John Murdoch Cooper DCM

(6 June 1922 – 12 Jul 2002) was an officer of the British Army and the Sultan of Oman's Armed Forces, and a founding member of the Special Air Service .
Military career
Lying about his age, he joined the Scots Guards at the age of 17 and volunteered for the No. 8 (Guards) Commando. He joined the SAS at the age of 19, being its youngest member. He was part of the January 1943 operation in Tunisia where one of SAS founders David Stirling was captured, but managed to escape along with Mike Sadler and Freddie Taxis. The group hiked more than 110 miles in the desert before being found by French Foreign Legion and American 26th Infantry Regiment in Tozeur. He later served in the European theatre and took part in the liberation of the Bergen-Belsen concentration camp.

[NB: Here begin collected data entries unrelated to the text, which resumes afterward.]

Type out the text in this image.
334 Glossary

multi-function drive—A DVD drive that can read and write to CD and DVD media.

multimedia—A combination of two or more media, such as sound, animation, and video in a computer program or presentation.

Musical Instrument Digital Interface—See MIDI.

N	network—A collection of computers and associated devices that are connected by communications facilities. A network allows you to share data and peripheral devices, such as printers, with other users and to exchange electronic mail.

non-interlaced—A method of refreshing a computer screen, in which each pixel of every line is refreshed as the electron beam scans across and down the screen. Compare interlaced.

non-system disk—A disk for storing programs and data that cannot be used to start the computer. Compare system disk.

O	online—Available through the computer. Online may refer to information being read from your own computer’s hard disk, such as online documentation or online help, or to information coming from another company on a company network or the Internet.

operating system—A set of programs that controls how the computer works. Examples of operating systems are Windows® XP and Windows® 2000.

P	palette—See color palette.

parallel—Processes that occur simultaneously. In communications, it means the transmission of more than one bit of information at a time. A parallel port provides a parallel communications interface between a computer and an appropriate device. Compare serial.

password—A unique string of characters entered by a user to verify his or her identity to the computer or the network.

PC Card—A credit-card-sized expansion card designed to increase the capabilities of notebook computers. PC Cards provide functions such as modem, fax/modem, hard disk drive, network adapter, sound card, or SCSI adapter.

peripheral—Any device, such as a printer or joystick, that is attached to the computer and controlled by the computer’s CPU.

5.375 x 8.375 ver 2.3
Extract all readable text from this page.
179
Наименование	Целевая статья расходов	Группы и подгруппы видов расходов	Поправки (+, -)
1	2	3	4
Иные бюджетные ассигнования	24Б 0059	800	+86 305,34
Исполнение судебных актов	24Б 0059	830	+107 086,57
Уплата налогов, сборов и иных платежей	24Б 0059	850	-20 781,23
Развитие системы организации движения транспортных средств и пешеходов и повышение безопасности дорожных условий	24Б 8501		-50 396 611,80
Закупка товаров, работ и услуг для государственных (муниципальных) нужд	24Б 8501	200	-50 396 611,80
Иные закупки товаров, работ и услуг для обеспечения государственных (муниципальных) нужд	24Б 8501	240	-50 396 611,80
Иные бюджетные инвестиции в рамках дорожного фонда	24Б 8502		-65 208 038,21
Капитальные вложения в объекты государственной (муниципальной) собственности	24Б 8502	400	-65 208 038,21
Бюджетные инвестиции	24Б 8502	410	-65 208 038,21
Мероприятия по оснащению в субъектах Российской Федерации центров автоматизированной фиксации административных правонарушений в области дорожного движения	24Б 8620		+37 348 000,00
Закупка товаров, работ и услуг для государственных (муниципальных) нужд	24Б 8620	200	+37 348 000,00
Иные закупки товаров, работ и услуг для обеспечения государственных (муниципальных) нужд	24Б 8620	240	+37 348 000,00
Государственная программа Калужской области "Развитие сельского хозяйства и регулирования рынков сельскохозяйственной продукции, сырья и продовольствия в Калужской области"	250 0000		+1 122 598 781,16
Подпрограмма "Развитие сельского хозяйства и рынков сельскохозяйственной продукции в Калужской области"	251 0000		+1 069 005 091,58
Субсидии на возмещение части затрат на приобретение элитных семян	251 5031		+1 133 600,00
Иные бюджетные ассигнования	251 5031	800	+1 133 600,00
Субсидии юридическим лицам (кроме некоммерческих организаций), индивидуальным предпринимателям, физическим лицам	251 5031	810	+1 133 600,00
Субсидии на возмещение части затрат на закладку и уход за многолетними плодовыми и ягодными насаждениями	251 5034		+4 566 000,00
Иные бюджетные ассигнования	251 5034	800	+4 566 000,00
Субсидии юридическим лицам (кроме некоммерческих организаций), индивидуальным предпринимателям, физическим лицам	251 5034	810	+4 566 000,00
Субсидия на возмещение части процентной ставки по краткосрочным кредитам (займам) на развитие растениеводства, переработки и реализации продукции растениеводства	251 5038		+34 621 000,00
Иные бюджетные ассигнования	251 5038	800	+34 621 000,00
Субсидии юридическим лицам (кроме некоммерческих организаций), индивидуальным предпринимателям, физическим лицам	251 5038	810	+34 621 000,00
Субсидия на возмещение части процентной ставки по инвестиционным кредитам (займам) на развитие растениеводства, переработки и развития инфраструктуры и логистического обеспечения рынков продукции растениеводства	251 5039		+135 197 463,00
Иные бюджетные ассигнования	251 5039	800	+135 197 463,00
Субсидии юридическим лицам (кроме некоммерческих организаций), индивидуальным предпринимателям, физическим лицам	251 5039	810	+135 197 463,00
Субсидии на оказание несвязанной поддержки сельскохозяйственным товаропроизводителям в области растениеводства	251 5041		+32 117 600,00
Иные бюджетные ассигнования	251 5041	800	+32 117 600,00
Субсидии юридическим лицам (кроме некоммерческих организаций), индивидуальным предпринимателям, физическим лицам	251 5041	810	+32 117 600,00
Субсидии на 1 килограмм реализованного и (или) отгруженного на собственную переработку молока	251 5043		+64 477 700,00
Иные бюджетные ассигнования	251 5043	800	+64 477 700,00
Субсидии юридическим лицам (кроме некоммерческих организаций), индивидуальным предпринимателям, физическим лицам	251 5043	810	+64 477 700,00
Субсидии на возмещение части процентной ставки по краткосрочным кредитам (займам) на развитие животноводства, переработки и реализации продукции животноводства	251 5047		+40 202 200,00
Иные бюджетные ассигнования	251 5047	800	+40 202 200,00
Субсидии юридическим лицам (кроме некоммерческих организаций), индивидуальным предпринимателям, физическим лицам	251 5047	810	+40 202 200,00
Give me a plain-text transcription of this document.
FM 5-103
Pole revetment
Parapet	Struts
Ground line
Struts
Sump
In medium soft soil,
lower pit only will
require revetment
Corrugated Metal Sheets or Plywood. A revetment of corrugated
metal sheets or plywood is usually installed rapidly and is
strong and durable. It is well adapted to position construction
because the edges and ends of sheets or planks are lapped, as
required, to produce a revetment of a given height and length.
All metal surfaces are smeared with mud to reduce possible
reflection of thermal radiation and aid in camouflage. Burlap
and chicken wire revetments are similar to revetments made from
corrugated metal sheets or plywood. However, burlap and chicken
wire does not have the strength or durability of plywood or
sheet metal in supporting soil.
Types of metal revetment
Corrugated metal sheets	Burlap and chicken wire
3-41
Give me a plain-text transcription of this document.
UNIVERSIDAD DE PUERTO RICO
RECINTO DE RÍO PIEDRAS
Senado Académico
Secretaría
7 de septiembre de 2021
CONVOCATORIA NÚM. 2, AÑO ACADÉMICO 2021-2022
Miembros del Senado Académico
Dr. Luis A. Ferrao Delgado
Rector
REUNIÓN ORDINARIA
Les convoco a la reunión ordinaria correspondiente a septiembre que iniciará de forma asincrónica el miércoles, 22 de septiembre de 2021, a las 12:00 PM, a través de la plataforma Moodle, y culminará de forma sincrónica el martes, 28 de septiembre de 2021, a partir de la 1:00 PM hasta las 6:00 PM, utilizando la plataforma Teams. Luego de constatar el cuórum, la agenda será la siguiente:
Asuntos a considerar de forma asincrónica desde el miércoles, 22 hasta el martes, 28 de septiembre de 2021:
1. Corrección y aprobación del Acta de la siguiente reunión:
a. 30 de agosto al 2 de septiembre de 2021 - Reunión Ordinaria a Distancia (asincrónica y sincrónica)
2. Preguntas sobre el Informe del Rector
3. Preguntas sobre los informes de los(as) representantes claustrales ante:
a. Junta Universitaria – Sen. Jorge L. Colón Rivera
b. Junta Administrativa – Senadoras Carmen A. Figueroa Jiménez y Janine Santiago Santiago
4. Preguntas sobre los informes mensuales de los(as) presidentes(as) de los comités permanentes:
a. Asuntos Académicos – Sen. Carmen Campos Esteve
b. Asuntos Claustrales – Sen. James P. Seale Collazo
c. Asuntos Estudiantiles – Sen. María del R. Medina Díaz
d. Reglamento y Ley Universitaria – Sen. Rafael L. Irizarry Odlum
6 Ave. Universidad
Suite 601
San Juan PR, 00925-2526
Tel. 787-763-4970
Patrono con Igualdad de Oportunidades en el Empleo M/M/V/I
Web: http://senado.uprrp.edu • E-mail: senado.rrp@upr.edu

After the Second World War, he served during the Malayan Emergency, first with the Malayan Scouts, and then with 22 SAS. He is acknowledged in the Author's Note at the front of Dennis Holman's 1958 book "Noone of the Ulu", about Pat Noone and his brother, the British anthropologist and intelligence agent Richard Noone, who worked in the deep jungle (the 'ulu') with aborigine tribes, assisting the British Army fight communist rebels. In 1958, Cooper was in command of A Squadron 22 SAS when the call came to go to Oman to fight rebels on the Jebel Akhdar. His squadron arrived in January 1959 to assist John Watts and D Squadron 22 SAS in the famous attack. In Oman, he joined up with ex-SOE operative Colonel David Smiley, who was in command of the Sultan of Oman's Armed Forces, serving as a Lieutenant-Colonel and commanding the Muscat Regiment. He then mysteriously disappeared, with the Sultan and British diplomats unsure if had gone home to see his mother. He resurfaced in Yemen, working covertly with David Smiley to supply British-backed Yemeni Royalist forces with Israeli arms to fight Egyptian-backed rebels.
David Stirling was in Yemen at the same time.